Asra grumbled, pulling me into his side when he felt my emotions dip. Evangeline watched curiously, keeping unusually quiet.
"Don't think of yourself like that," Asra mumbled. "You are not a burden."
"I was to her."
"You gave her a roof over her head when you didn't have to. You looked after Arabella like a mother would do."
"But I wasn't her daughter. She didn't want me there."
"Think what would've happened if you weren't. What would've happened to Arabella? If the town found out that you were there in a disguise..."
"You say she locked herself in her room for days... Did she ever allow you to enter?"
I shook my head. "If she shut the door-it was shut. Sometimes she'd leave it open, and if I was home, I could see her watching us."
"So... she was sitting there alone in silence?"
"There was a television. She hardly let us hear it."
Asra had tensed beside me as the room fell quiet. Evangeline seemed to give him a strange look, her lips pursed and eyebrows furrowed. He grumbled, fingers flexing on my hip.
"What is it?" I wondered.
"Did your house have a cellar?"
"I... don't think so?"
Silence again, and I felt my confusion grow into agitation.
"Stop it. Tell me what it is!"
"I have a theory."
"Yes?" I probed.
Her eyes flickered to Asra before landing on me when I growled like a beast. Her lips curled into a broad grin, a flaming glimmer of excitement in her pupil.
"I think your mother was not in the home."
"What? Where was she?"
"I think she had an escape and went somewhere. Since you were not allowed in her room, you did not know where she was."
"That's a wild conclusion." I shook my head.
"Think about it." Evangeline leaned over, placing her hand on the pillow beside me. "She would be quiet for days, Ailia, and come back angry. What if she was planning an escape, and it always backfired?"
Asra's voice floated over my head, a soft mumble to distract me. "It would make sense why one day she suddenly perked up and left the house."
"The day of my sale." I scoffed. "I don't see how the two interlink."
"It would get rid of you and give her the money to get out of there." Asra pointed out. "No offence."
I smiled awkwardly, unoffended. "It's fine... I just..."

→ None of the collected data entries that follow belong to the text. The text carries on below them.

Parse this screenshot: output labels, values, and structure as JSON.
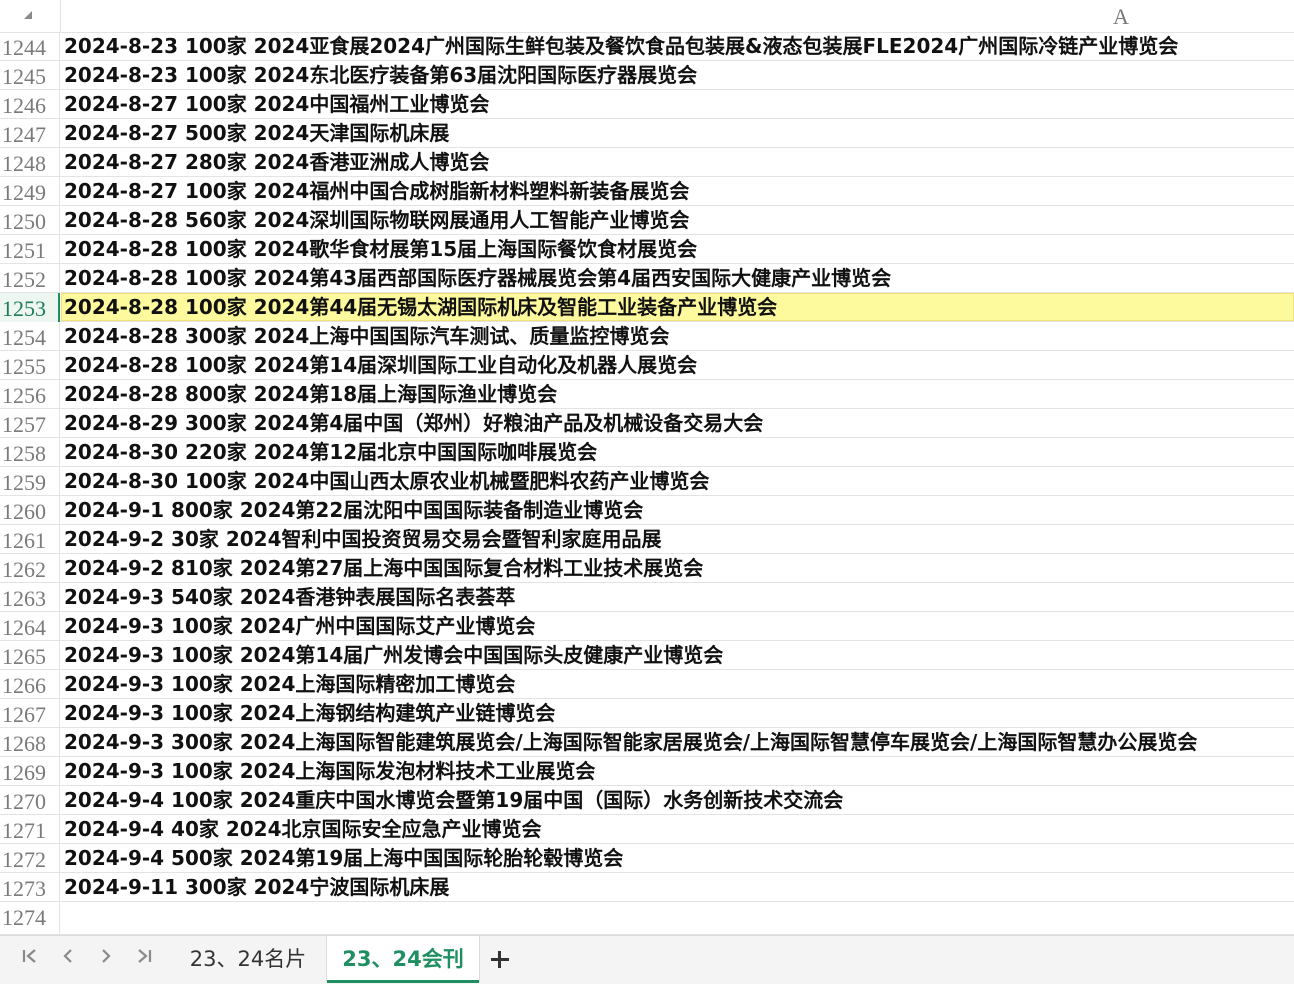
{
  "column_header": {
    "label": "A"
  },
  "rows": [
    {
      "num": "1244",
      "text": "2024-8-23 100家 2024亚食展2024广州国际生鲜包装及餐饮食品包装展&液态包装展FLE2024广州国际冷链产业博览会"
    },
    {
      "num": "1245",
      "text": "2024-8-23 100家 2024东北医疗装备第63届沈阳国际医疗器展览会"
    },
    {
      "num": "1246",
      "text": "2024-8-27 100家 2024中国福州工业博览会"
    },
    {
      "num": "1247",
      "text": "2024-8-27 500家 2024天津国际机床展"
    },
    {
      "num": "1248",
      "text": "2024-8-27 280家 2024香港亚洲成人博览会"
    },
    {
      "num": "1249",
      "text": "2024-8-27 100家 2024福州中国合成树脂新材料塑料新装备展览会"
    },
    {
      "num": "1250",
      "text": "2024-8-28 560家 2024深圳国际物联网展通用人工智能产业博览会"
    },
    {
      "num": "1251",
      "text": "2024-8-28 100家 2024歌华食材展第15届上海国际餐饮食材展览会"
    },
    {
      "num": "1252",
      "text": "2024-8-28 100家 2024第43届西部国际医疗器械展览会第4届西安国际大健康产业博览会"
    },
    {
      "num": "1253",
      "text": "2024-8-28 100家 2024第44届无锡太湖国际机床及智能工业装备产业博览会"
    },
    {
      "num": "1254",
      "text": "2024-8-28 300家 2024上海中国国际汽车测试、质量监控博览会"
    },
    {
      "num": "1255",
      "text": "2024-8-28 100家 2024第14届深圳国际工业自动化及机器人展览会"
    },
    {
      "num": "1256",
      "text": "2024-8-28 800家 2024第18届上海国际渔业博览会"
    },
    {
      "num": "1257",
      "text": "2024-8-29 300家 2024第4届中国（郑州）好粮油产品及机械设备交易大会"
    },
    {
      "num": "1258",
      "text": "2024-8-30 220家 2024第12届北京中国国际咖啡展览会"
    },
    {
      "num": "1259",
      "text": "2024-8-30 100家 2024中国山西太原农业机械暨肥料农药产业博览会"
    },
    {
      "num": "1260",
      "text": "2024-9-1 800家 2024第22届沈阳中国国际装备制造业博览会"
    },
    {
      "num": "1261",
      "text": "2024-9-2 30家 2024智利中国投资贸易交易会暨智利家庭用品展"
    },
    {
      "num": "1262",
      "text": "2024-9-2 810家 2024第27届上海中国国际复合材料工业技术展览会"
    },
    {
      "num": "1263",
      "text": "2024-9-3 540家 2024香港钟表展国际名表荟萃"
    },
    {
      "num": "1264",
      "text": "2024-9-3 100家 2024广州中国国际艾产业博览会"
    },
    {
      "num": "1265",
      "text": "2024-9-3 100家 2024第14届广州发博会中国国际头皮健康产业博览会"
    },
    {
      "num": "1266",
      "text": "2024-9-3 100家 2024上海国际精密加工博览会"
    },
    {
      "num": "1267",
      "text": "2024-9-3 100家 2024上海钢结构建筑产业链博览会"
    },
    {
      "num": "1268",
      "text": "2024-9-3 300家 2024上海国际智能建筑展览会/上海国际智能家居展览会/上海国际智慧停车展览会/上海国际智慧办公展览会"
    },
    {
      "num": "1269",
      "text": "2024-9-3 100家 2024上海国际发泡材料技术工业展览会"
    },
    {
      "num": "1270",
      "text": "2024-9-4 100家 2024重庆中国水博览会暨第19届中国（国际）水务创新技术交流会"
    },
    {
      "num": "1271",
      "text": "2024-9-4 40家 2024北京国际安全应急产业博览会"
    },
    {
      "num": "1272",
      "text": "2024-9-4 500家 2024第19届上海中国国际轮胎轮毂博览会"
    },
    {
      "num": "1273",
      "text": "2024-9-11 300家 2024宁波国际机床展"
    },
    {
      "num": "1274",
      "text": ""
    }
  ],
  "selected_row": "1253",
  "tabs": {
    "nav": {
      "first": "|<",
      "prev": "<",
      "next": ">",
      "last": ">|"
    },
    "items": [
      {
        "label": "23、24名片"
      },
      {
        "label": "23、24会刊"
      }
    ],
    "active_index": 1
  },
  "colors": {
    "selected_fill": "#fdfa9e",
    "active_tab": "#1f8f62"
  }
}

"If she left the house happy the day you were to leave her life, the day she was told she would receive money... Whoever she was speaking to, wherever she went, must've not given her the out she wanted and she came back in a foul mood." He explained. "Or perhaps they gave her the ideas she needed."
"But my father..."
"Was dead to her. I believe that to be true. I don't think she would abuse you so harshly if he were alive."
"You don't know her as well as I." I murmured. "She loathed me so deeply."
"An emotion so deep does not come without cause." Evangeline piped up. "Whoever Alison was, did not want to be there. Her plan just took years to work out."
"Until I was an adult." I muttered, before adding a 'barely' as an afterthought. "So, what now?"
The three of us shared looks, but the intense ones between the two of them made my skin crawl. There were so many theories that my mind physically ached. Asra answered, his chest rising so slowly before he exhaled so loudly.
"Well... I think we are going to have to visit Evermore once more."